Its original setting may have been the enthronement festival of Yahweh, celebrated each year at the New Year’s Feast of Tabernacles. Later the psalm was interpreted to herald the Lord’s final coming. It presents the Lord, in faithfulness to the covenant, acting in history for the salvation of God’s people.
2 Thessalonians 3:6-13
The problem of idleness in the Thessalonian church had been noted also in 1 Thessalonians 5:14. It may have been a reaction to the expectation of an imminent end to human affairs, or a consequence of the belief that “the day of the Lord is already here” (2:2). But such idleness was a misunderstanding of mutual support in a community largely composed of the poor.
Paul reminds them both of the tradition he taught them (perhaps the statement in v. 10) and of his own example. The idle, whom Paul describes in a wordplay as busybodies instead of busy, are exhorted to earn their own living, while the community is encouraged to persevere in well-doing.
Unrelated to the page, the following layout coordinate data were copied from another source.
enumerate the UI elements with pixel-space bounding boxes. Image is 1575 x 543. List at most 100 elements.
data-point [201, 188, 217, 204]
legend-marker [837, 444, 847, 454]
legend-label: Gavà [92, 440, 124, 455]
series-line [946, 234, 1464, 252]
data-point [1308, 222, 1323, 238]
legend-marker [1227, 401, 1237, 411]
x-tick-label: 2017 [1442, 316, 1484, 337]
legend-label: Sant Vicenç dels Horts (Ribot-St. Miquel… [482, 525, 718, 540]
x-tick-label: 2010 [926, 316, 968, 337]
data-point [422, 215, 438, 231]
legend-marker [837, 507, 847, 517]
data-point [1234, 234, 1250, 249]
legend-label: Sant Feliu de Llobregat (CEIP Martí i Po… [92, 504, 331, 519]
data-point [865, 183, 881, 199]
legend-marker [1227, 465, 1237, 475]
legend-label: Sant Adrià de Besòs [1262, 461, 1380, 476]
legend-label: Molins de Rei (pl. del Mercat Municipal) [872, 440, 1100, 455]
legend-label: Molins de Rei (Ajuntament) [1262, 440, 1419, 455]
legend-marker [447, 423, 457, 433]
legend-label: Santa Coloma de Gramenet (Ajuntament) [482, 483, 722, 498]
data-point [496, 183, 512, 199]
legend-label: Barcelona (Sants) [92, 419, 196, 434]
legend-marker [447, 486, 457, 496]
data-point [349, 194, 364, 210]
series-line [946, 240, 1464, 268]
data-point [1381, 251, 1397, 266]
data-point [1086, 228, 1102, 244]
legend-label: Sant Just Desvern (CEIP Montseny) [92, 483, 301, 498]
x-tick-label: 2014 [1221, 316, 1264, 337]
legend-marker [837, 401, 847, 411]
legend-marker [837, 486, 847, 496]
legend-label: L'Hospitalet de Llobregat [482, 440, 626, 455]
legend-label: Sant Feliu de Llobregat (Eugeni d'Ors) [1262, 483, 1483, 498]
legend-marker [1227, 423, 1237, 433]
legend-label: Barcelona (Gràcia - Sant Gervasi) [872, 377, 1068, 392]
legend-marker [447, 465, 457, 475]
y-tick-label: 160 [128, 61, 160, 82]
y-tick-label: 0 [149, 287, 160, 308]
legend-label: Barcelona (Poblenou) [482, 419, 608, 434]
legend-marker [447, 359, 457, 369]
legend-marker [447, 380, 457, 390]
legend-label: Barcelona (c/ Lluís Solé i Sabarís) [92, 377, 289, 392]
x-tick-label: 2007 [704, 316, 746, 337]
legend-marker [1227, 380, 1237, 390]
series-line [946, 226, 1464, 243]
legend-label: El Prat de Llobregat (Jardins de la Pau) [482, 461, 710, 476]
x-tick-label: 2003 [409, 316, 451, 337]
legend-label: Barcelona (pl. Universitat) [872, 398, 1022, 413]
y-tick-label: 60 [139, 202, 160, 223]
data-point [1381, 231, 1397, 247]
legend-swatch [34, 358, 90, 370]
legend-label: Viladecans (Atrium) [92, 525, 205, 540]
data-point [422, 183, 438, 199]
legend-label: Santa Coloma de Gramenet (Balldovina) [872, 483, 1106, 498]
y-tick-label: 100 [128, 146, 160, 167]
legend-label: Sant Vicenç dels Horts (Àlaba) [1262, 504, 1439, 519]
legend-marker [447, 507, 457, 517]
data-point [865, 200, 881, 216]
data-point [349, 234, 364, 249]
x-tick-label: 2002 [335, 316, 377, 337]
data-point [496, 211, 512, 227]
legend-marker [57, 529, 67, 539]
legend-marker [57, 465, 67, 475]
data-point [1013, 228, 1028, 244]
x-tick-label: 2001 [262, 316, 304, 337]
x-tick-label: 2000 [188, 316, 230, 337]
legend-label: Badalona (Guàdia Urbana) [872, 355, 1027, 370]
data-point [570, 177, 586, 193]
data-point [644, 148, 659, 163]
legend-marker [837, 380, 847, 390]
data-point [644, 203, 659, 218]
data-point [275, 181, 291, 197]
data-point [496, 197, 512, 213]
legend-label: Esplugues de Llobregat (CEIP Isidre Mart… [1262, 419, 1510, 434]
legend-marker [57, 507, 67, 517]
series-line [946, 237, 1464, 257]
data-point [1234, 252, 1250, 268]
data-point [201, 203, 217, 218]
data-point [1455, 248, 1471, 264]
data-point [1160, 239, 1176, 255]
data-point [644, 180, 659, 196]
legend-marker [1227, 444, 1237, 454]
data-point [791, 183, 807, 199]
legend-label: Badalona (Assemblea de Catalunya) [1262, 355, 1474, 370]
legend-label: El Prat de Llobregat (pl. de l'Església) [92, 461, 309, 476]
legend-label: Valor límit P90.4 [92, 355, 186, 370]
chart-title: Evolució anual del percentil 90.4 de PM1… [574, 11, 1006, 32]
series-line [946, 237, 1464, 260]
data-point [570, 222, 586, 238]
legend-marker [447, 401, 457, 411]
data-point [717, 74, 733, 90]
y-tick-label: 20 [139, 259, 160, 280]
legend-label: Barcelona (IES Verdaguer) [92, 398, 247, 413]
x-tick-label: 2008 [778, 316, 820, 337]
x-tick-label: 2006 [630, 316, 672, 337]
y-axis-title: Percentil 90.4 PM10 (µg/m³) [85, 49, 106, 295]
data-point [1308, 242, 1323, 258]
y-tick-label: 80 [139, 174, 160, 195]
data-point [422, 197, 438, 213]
To a question about his prediction of the temple’s destruction, Jesus responds with a series of sayings. He identifies signs (21:8-11) that will soon be fulfilled. Jesus assures his followers that terrible things will indeed happen. The disciples will be imprisoned. They are not to prepare a “defense in advance” for the Lord will guide them. Despite betrayal by family and friends, they will win eternal life through endurance.
But contained in that dreadful shell is the seed of new life: death does not necessarily bring annihilation. Losing everything does not mean we perish. Betrayal and hatred are not the final answers.
In the worst situations, Jesus will give his followers the wisdom and confidence of his presence. Confronting disaster, the Christian responds not with hysteria, but with patient endurance. The Church does not offer the sure guarantee of law, but the abiding promise of intimacy with Christ.
One answer is provided by the model of St. Thomas More who, facing execution, kept his sense of humor. His joke that a man could lose his head and still come to no harm echoes the gospel paradox that not a hair would be harmed, even on the scaffold. Neither fear nor the cold breath of imminent death could unnerve More, whose priority was sainthood. He wrote his daughter Meg about the day of his beheading: “Tomorrow long I to go to God, it were a day very meet and convenient for me.”
When faced with trying times, loss and an uncertain future, we might do well to remember that Jesus has the last laugh; the joke’s on death.